The Grammys reminded parents to monitor which artists their children listen to

By Jonathon Van Maren

In keeping with my lifelong tradition of not watching the Grammys, I once again did not watch them this year. I dislike the habit some media conservatives have of watching the Super Bowl halftime show or the MTV Awards or the VMA Awards, and then gasping in shock and horror at the inevitable smut that has been a prime feature of these events since I was a child. We all know what these events are about. Watching them in order to feign anger about their decadence is just cultural voyeurism.

But these events are a good reminder that we should be discerning about which industries we patronize, and parents should think hard about which artists they allow to pipe their tunes for hours each day into the ears of their children.
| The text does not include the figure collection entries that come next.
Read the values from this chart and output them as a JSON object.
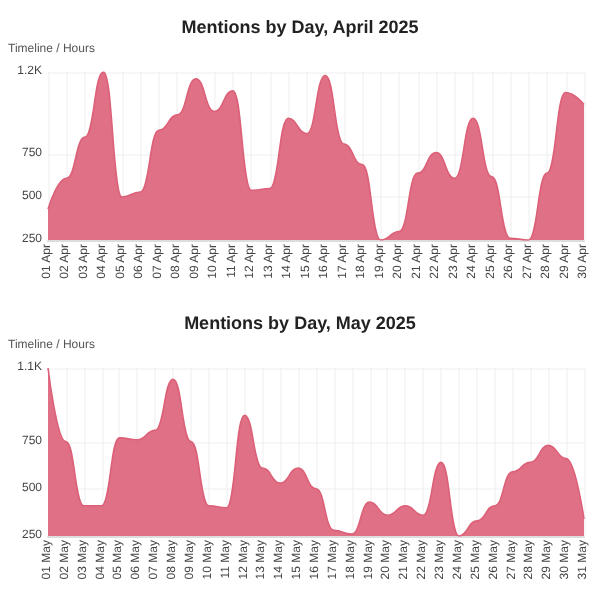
{
  "chart_data": [
    {
      "type": "area",
      "title": "Mentions by Day, April 2025",
      "ylabel": "Timeline / Hours",
      "categories": [
        "01 Apr",
        "02 Apr",
        "03 Apr",
        "04 Apr",
        "05 Apr",
        "06 Apr",
        "07 Apr",
        "08 Apr",
        "09 Apr",
        "10 Apr",
        "11 Apr",
        "12 Apr",
        "13 Apr",
        "14 Apr",
        "15 Apr",
        "16 Apr",
        "17 Apr",
        "18 Apr",
        "19 Apr",
        "20 Apr",
        "21 Apr",
        "22 Apr",
        "23 Apr",
        "24 Apr",
        "25 Apr",
        "26 Apr",
        "27 Apr",
        "28 Apr",
        "29 Apr",
        "30 Apr"
      ],
      "series": [
        {
          "color": "#dc6178",
          "values": [
            430,
            610,
            850,
            1230,
            500,
            530,
            890,
            980,
            1190,
            1000,
            1120,
            540,
            550,
            960,
            870,
            1210,
            810,
            690,
            250,
            300,
            640,
            760,
            610,
            960,
            620,
            260,
            250,
            640,
            1110,
            1040
          ]
        }
      ],
      "ylim": [
        250,
        1230
      ],
      "yticks": [
        250,
        500,
        750,
        {
          "value": 1230,
          "label": "1.2K"
        }
      ],
      "grid": true
    },
    {
      "type": "area",
      "title": "Mentions by Day, May 2025",
      "ylabel": "Timeline / Hours",
      "categories": [
        "01 May",
        "02 May",
        "03 May",
        "04 May",
        "05 May",
        "06 May",
        "07 May",
        "08 May",
        "09 May",
        "10 May",
        "11 May",
        "12 May",
        "13 May",
        "14 May",
        "15 May",
        "16 May",
        "17 May",
        "18 May",
        "19 May",
        "20 May",
        "21 May",
        "22 May",
        "23 May",
        "24 May",
        "25 May",
        "26 May",
        "27 May",
        "28 May",
        "29 May",
        "30 May",
        "31 May"
      ],
      "series": [
        {
          "color": "#dc6178",
          "values": [
            1140,
            750,
            410,
            410,
            770,
            760,
            810,
            1080,
            750,
            410,
            400,
            890,
            610,
            530,
            610,
            500,
            280,
            260,
            430,
            360,
            410,
            360,
            640,
            250,
            330,
            410,
            590,
            640,
            730,
            660,
            340
          ]
        }
      ],
      "ylim": [
        250,
        1140
      ],
      "yticks": [
        250,
        500,
        750,
        {
          "value": 1140,
          "label": "1.1K"
        }
      ],
      "grid": true
    }
  ]
}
Who are the singers awarded by their peers in glitzy, pornified ceremonies for the latest Top 40 anthems they’ve inflicted on their willing audience? And should we allow them to spend so much time with our kids — or, for that matter, with us? Many find these sorts of questions irritating, and that is telling.

For this year’s Grammys, our cultural elites outdid themselves. Cardi B and Megan Thee Stallion, who didn’t have much of a chance with names like that, staged what closely resembled a live sex performance replete with stripper poles, backup dancers wearing only thongs and lingerie, and much flailing about with very little clothing. At one point, they twerked in bed together.